Saturability of the iontophoretic current/steady state I_Na,cAMP relation. Voltage clamped somata (n = 4) were injected with iontophoretic currents ranging from −2 to −500 nA (90–180 s) and steady state I_Na,cAMP response characteristics were determined. For this representative cell, steady state I_Na,cAMP increased in a dose- dependent manner up to the −100 nA injections, above which I_Na,cAMP exhibited saturation.

Figure 4

Frequency distribution histogram of whole cell cAMP concentrations in unstimulated (□) and 5-HT-stimulated (▪) somata. Bins were set 0.1-μM wide for the range 0–1 μM, 1-μM for 1–10 μM, and 10 μM for 10–100 μM.

Figure 7

5-HT dose-dependent increase in AC activities.

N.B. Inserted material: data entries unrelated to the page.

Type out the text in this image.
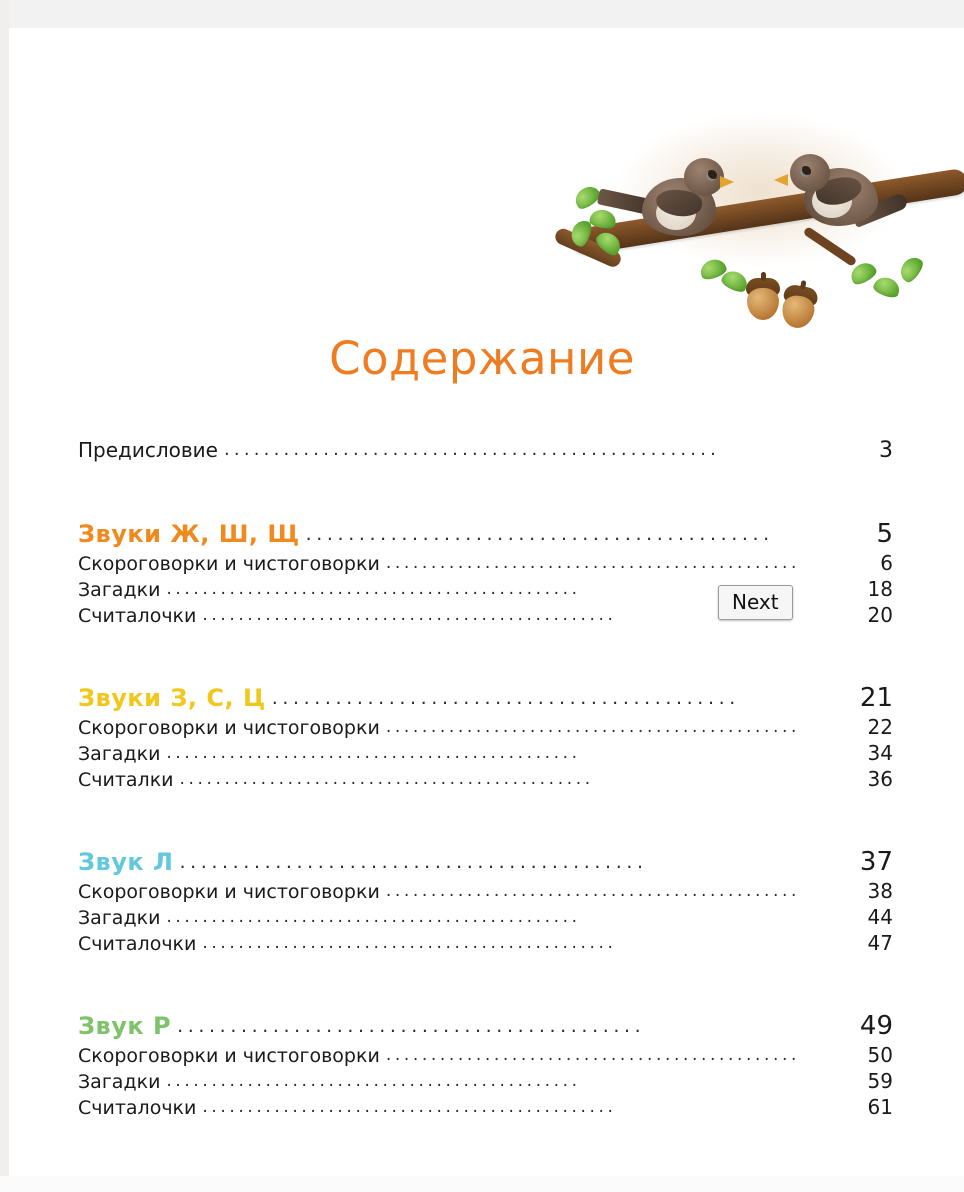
Содержание
Предисловие ..................................................	3
Звуки Ж, Ш, Щ ............................................	5
Скороговорки и чистоговорки ..............................................	6
Загадки ..............................................	18
Считалочки ..............................................	20
Звуки З, С, Ц ............................................	21
Скороговорки и чистоговорки ..............................................	22
Загадки ..............................................	34
Считалки ..............................................	36
Звук Л ............................................	37
Скороговорки и чистоговорки ..............................................	38
Загадки ..............................................	44
Считалочки ..............................................	47
Звук Р ............................................	49
Скороговорки и чистоговорки ..............................................	50
Загадки ..............................................	59
Считалочки ..............................................	61
Next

The dose–response relationship was compared in a pair of bilaterally homologous G cell neurons from a single animal, identifiable by position and size. 5-HT concentration-dependent increases in AC activation ratios reached plateaus above 10 μM 5-HT.

Figure 5

Saturability of I_Na,cAMP by increasing levels of [cAMP]_memb. Measures of I_Na,cAMP, inactivation, and k _h were obtained during tonic injections ranging from −2 to −500 nA. The results were used in Eq. 5 to calculate [cAMP]_memb. The I_Na,cAMP response and the calculated [cAMP]_memb were used in Eq. 7 via a least-squares algorithm to examine the I _max (maximum I_Na,cAMP available) and K _c (the apparent dissociation constant of the channels for cAMP, in micromolar). The filled squares represent the experimental I_Na,cAMP and the calculated [cAMP]_memb. The line represents the least-squares analysis best fit of Eq. 7.

Figure 6

Cells with lower basal AC rates showed greater stimulation by 5-HT than those with higher rates. The histogram shows the relationship of AC activation to basal (unstimulated) rates. Activation ratios for 5-HT-stimulated AC activity were compared with their prestimulation basal AC activity.